La secretaria general adjunta de Amnistía Internacional, Kate Gilmore, expresó en conferencia de prensa que la delegación que preside sólo fue recibida por el ministro de Salud, Guillermo González, quien negó los altos índices de mortalidad materna, aumentados en gran medida este año.

“Desafortunadamente el gobierno, con excepción del Ministerio de Salud, decidió no reunirse con nosotros. Esto causa mucha pena porque la situación de las mujeres y niñas es bastante preocupante y es obligación del gobierno”, manifestó Gilmore.

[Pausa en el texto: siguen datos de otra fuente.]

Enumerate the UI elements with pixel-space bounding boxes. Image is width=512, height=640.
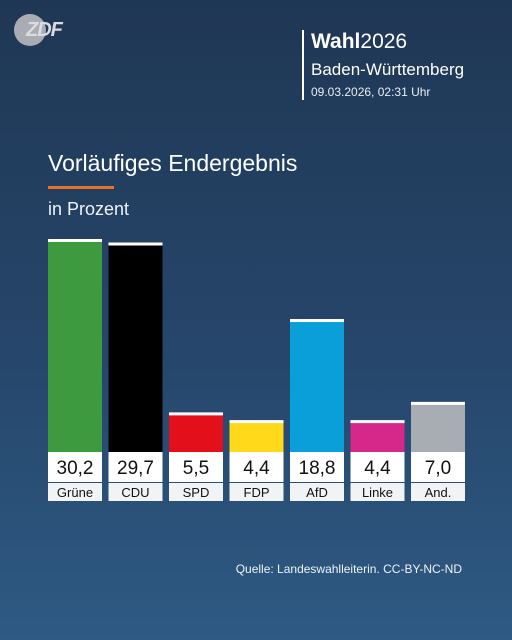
category-box-4: [290, 483, 344, 501]
category-box-1: [108, 483, 163, 501]
category-box-0: [48, 483, 102, 501]
value-box-5: [350, 452, 405, 482]
value-label-4: 18,8: [299, 458, 336, 479]
value-label-0: 30,2: [57, 458, 94, 479]
bar-top-line-4: [290, 319, 344, 323]
election-title: Wahl2026: [311, 30, 464, 54]
value-label-6: 7,0: [425, 458, 451, 479]
bar-top-line-0: [48, 239, 102, 242]
category-label-0: Grüne: [57, 485, 93, 500]
bar-top-line-3: [229, 420, 284, 424]
bar-1: [108, 243, 163, 452]
category-label-1: CDU: [121, 485, 149, 500]
bar-3: [229, 421, 284, 452]
bar-top-line-6: [411, 401, 465, 405]
value-label-5: 4,4: [364, 458, 391, 479]
election-state: Baden-Württemberg: [311, 60, 465, 79]
logo-disc: [14, 14, 46, 46]
chart-subtitle: in Prozent: [48, 199, 130, 219]
bar-4: [290, 320, 344, 452]
value-box-2: [169, 452, 223, 482]
category-box-6: [411, 483, 465, 501]
bar-5: [350, 421, 405, 452]
category-box-2: [169, 483, 223, 501]
category-box-3: [229, 483, 284, 501]
value-box-4: [290, 452, 344, 482]
category-label-4: AfD: [306, 485, 328, 500]
election-year: 2026: [360, 30, 408, 53]
bar-0: [48, 240, 102, 452]
election-datetime: 09.03.2026, 02:31 Uhr: [311, 85, 431, 99]
source-note: Quelle: Landeswahlleiterin. CC-BY-NC-ND: [235, 562, 462, 576]
zdf-logo: ZDF: [14, 14, 74, 46]
category-label-3: FDP: [244, 485, 270, 500]
bar-6: [411, 402, 465, 452]
value-box-0: [48, 452, 102, 482]
chart-title: Vorläufiges Endergebnis: [48, 150, 298, 176]
bar-top-line-2: [169, 412, 223, 416]
value-label-2: 5,5: [183, 458, 209, 479]
value-label-1: 29,7: [117, 458, 154, 479]
bar-top-line-1: [108, 242, 163, 246]
value-box-6: [411, 452, 465, 482]
election-word: Wahl: [311, 30, 361, 53]
value-box-3: [229, 452, 284, 482]
category-label-5: Linke: [362, 485, 393, 500]
value-label-3: 4,4: [243, 458, 270, 479]
logo-text: ZDF: [26, 19, 63, 41]
category-box-5: [350, 483, 405, 501]
election-header: Wahl2026 Baden-Württemberg 09.03.2026, 0…: [302, 30, 464, 100]
category-label-2: SPD: [183, 485, 210, 500]
bar-top-line-5: [350, 420, 405, 424]
title-accent-line: [48, 186, 114, 189]
bar-2: [169, 413, 223, 452]
category-label-6: And.: [425, 485, 452, 500]
value-box-1: [108, 452, 163, 482]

La entrevista con Ortega fue solicitada desde hace más de tres semanas, aseguró Gilmore, quien agregó que ese período es el que esta organización establece para comunicar a las autoridades de los países que visitará. Los miembros de la Comisión de la Mujer, Niñez y Familia de la Asamblea Nacional tampoco accedieron a reunirse.

“Si la cabeza de un gobierno y la Comisión de la Mujer no explican ni defienden las políticas y su administración de la ley, causan un riesgo a la salud de la mujer. Esto nos deja con una preocupación y una pregunta: ¿No están en posición de defender lo indefendible?”, dijo Gilmore.

Sistema de salud desastroso

Las consecuencias derivadas de la penalización del aborto terapéutico son un punto medular que el informe de Amnistía Internacional presentará el próximo lunes en México, cuando se iniciará la campaña.

La penalización del aborto terapéutico, a juicio de Gilmore, “hace del embarazo una prisión”. El aborto terapéutico se penalizó durante la campaña electoral de 2006 a pedido de las iglesias católica y evangélica y su criminalización fue reafirmada cuando se aprobó el Código Penal.

“El impacto de esta ley sobre la salud materna es grave... corrompe la ciencia médica”, argumentó Gilmore, quien calificó el sistema de salud como “desastroso” en materia de maternidad.

“Bajo esta ley los doctores tienen miedo de dar correctamente los datos sobre la verdadera situación de la salud materna y mortalidad materna”, agregó la funcionaria del organismo internacional.